The Sergeant nodded and turned away to organize a squad-sized patrol. It was possible a big drug shipment was being smuggled over and that meant the post would come under attack to stop them interfering. The only problem was that there had been no such shipments for two years or more. It was whispered that the Myanmar Junta had a huge new customer who was taking all the street corner pharmaceuticals they could produce. As he turned, over in the tree-line beyond the post perimeter, a flock of birds took to the skies, screaming in protest at the interruption of their nightly rest. Sergeant and Captain looked at each other with their eyes widened in recognition of what the disturbance signified, the Lon’s hand smacked the alert button. The wail of the ‘to arms’ siren almost drowned out the whistle of the descending mortar rounds.

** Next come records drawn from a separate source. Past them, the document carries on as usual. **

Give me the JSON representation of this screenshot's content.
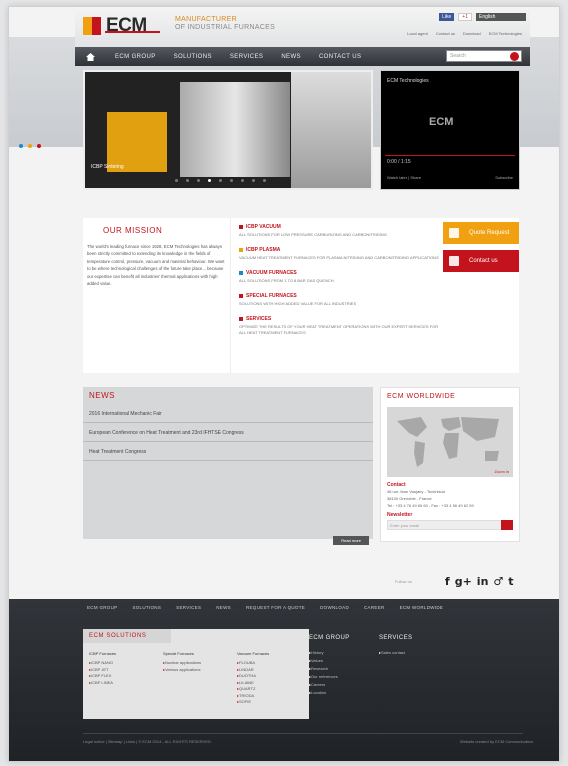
{
  "header": {
    "logo_text": "ECM",
    "tagline_1": "MANUFACTURER",
    "tagline_2": "OF INDUSTRIAL FURNACES",
    "fb_like": "Like",
    "gplus": "+1",
    "lang": "English",
    "top_links": [
      "Local agent",
      "Contact us",
      "Download",
      "ECM Technologies"
    ]
  },
  "nav": {
    "items": [
      "ECM GROUP",
      "SOLUTIONS",
      "SERVICES",
      "NEWS",
      "CONTACT US"
    ],
    "search_placeholder": "Search"
  },
  "slider": {
    "caption": "ICBP Sintering"
  },
  "video": {
    "title": "ECM Technologies",
    "logo": "ECM",
    "time": "0:00 / 1:15",
    "footer": "Watch later | Share",
    "sub": "Subscribe"
  },
  "mission": {
    "title": "OUR MISSION",
    "text": "The world's leading furnace since 1928, ECM Technologies has always been strictly committed to extending its knowledge in the fields of temperature control, pressure, vacuum and material behaviour. We want to be where technological challenges of the future take place... because our expertise can benefit all industries' thermal applications with high added value.",
    "list": [
      {
        "title": "ICBP VACUUM",
        "desc": "ALL SOLUTIONS FOR LOW PRESSURE CARBURIZING AND CARBONITRIDING",
        "color": "#c3141d"
      },
      {
        "title": "ICBP PLASMA",
        "desc": "VACUUM HEAT TREATMENT FURNACES FOR PLASMA NITRIDING AND CARBONITRIDING APPLICATIONS",
        "color": "#f0a011"
      },
      {
        "title": "VACUUM FURNACES",
        "desc": "ALL SOLUTIONS FROM 1 TO 8 BAR GAS QUENCH",
        "color": "#1e88c8"
      },
      {
        "title": "SPECIAL FURNACES",
        "desc": "SOLUTIONS WITH HIGH ADDED VALUE FOR ALL INDUSTRIES",
        "color": "#c3141d"
      },
      {
        "title": "SERVICES",
        "desc": "OPTIMIZE THE RESULTS OF YOUR HEAT TREATMENT OPERATIONS WITH OUR EXPERT SERVICES FOR ALL HEAT TREATMENT FURNACES",
        "color": "#c3141d"
      }
    ],
    "quote_btn": "Quote Request",
    "contact_btn": "Contact us"
  },
  "news": {
    "title": "NEWS",
    "items": [
      "2016 International Mechanic Fair",
      "European Conference on Heat Treatment and 23rd IFHTSE Congress",
      "Heat Treatment Congress"
    ],
    "more": "Read more"
  },
  "worldwide": {
    "title": "ECM WORLDWIDE",
    "map_link": "Zoom in",
    "contact_label": "Contact",
    "addr_1": "46 rue Jean Vaujany - Technisud",
    "addr_2": "38100 Grenoble - France",
    "addr_3": "Tel : +33 4 76 49 65 60 - Fax : +33 4 56 49 62 59",
    "newsletter_label": "Newsletter",
    "newsletter_placeholder": "Enter your email"
  },
  "follow": {
    "label": "Follow us",
    "icons": [
      "f",
      "g+",
      "in",
      "♂",
      "t"
    ]
  },
  "footer": {
    "nav": [
      "ECM GROUP",
      "SOLUTIONS",
      "SERVICES",
      "NEWS",
      "REQUEST FOR A QUOTE",
      "DOWNLOAD",
      "CAREER",
      "ECM WORLDWIDE"
    ],
    "solutions_title": "ECM SOLUTIONS",
    "col1_head": "ICBP Furnaces",
    "col1": [
      "ICBP NANO",
      "ICBP JET",
      "ICBP FLEX",
      "ICBP LINEA"
    ],
    "col2_head": "Special Furnaces",
    "col2": [
      "Nuclear applications",
      "Various applications"
    ],
    "col3_head": "Vacuum Furnaces",
    "col3": [
      "FLOUBA",
      "LINDAR",
      "DUOTHA",
      "LILIANE",
      "QUARTZ",
      "TRIODA",
      "SOFIE"
    ],
    "group_title": "ECM GROUP",
    "group": [
      "History",
      "Values",
      "Research",
      "Our references",
      "Careers",
      "Location"
    ],
    "services_title": "SERVICES",
    "services": [
      "Sales contact"
    ],
    "bottom_left": "Legal notice | Sitemap | Links | © ECM 2014 - ALL RIGHTS RESERVED",
    "bottom_right": "Website created by ECM Communication"
  },
  "colors": {
    "accent": "#c3141d",
    "orange": "#f0a011",
    "blue": "#1e88c8",
    "dark": "#2f3236"
  }
}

Whoever the mortar crews were, they were good. The first salvo of rounds crashed into the barracks area, shattering the timber buildings and setting the ruins ablaze. By the light of the fires, Lon saw the men and women of his unit scattering to their pre-set defense positions on the perimeter. The warning had been adequate, just, to get most of them out of the barracks but he could see from the numbers that some hadn’t made it and that his little force had already been depleted. Then the ground shook under his feet as further salvos of mortar rounds struck home. His command post had been one of the targets of the latest barrage and he saw it crumpling under the impacts. Even worse, the radio shack was also a burning ruin. Border Post 1147E was isolated from help.

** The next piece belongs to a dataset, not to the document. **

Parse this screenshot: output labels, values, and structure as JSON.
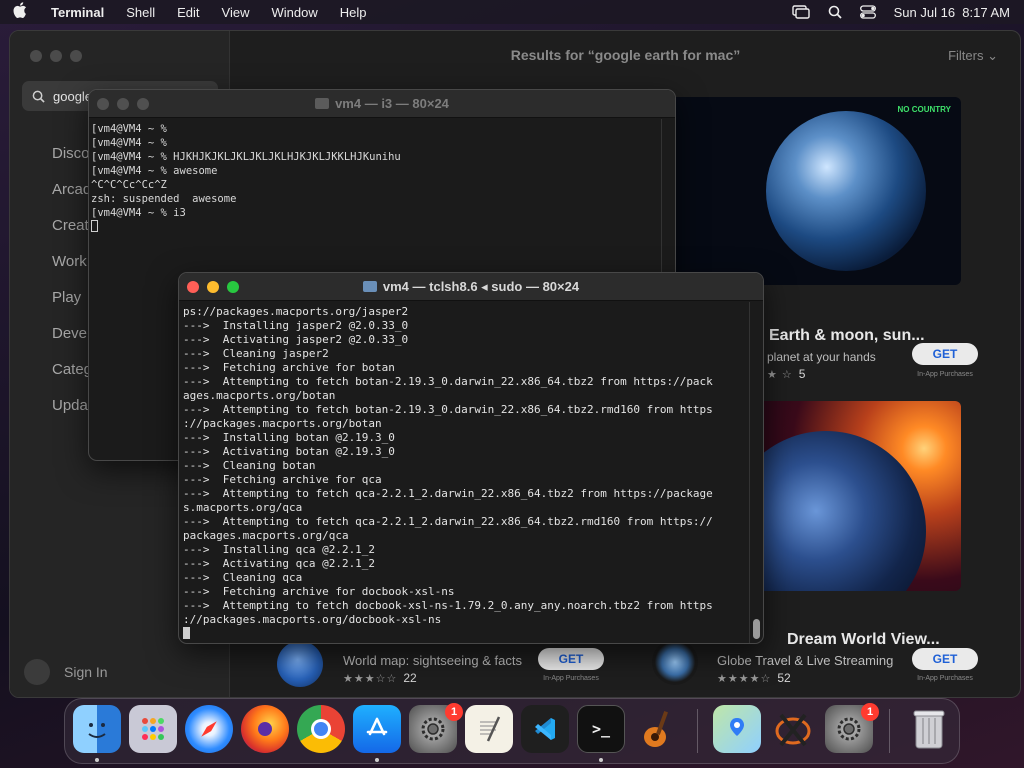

Lon knew something else, the mortar fire was too precise, too accurate for this to be a normal border incident. The troops out there were Myanmar Army regulars. Not just regulars but troops from one of the few really competent units in the Myanmar Army. Most Myanmarese units were a joke, a ‘battalion’ might be as few as twenty men, armed with light infantry weapons, and with a few porters to carry their supplies. This unit was different, they knew what they were doing, were here in strength and had a full complement of weaponry. As if to confirm his impression, the whole post area was suddenly bathed in brilliant light. The mortars had switched to firing flares, illuminating their targets while the surrounding jungle remained in darkness. The crackle of machine gun fire from his defenses just confirmed what he already knew, the main attack was just starting.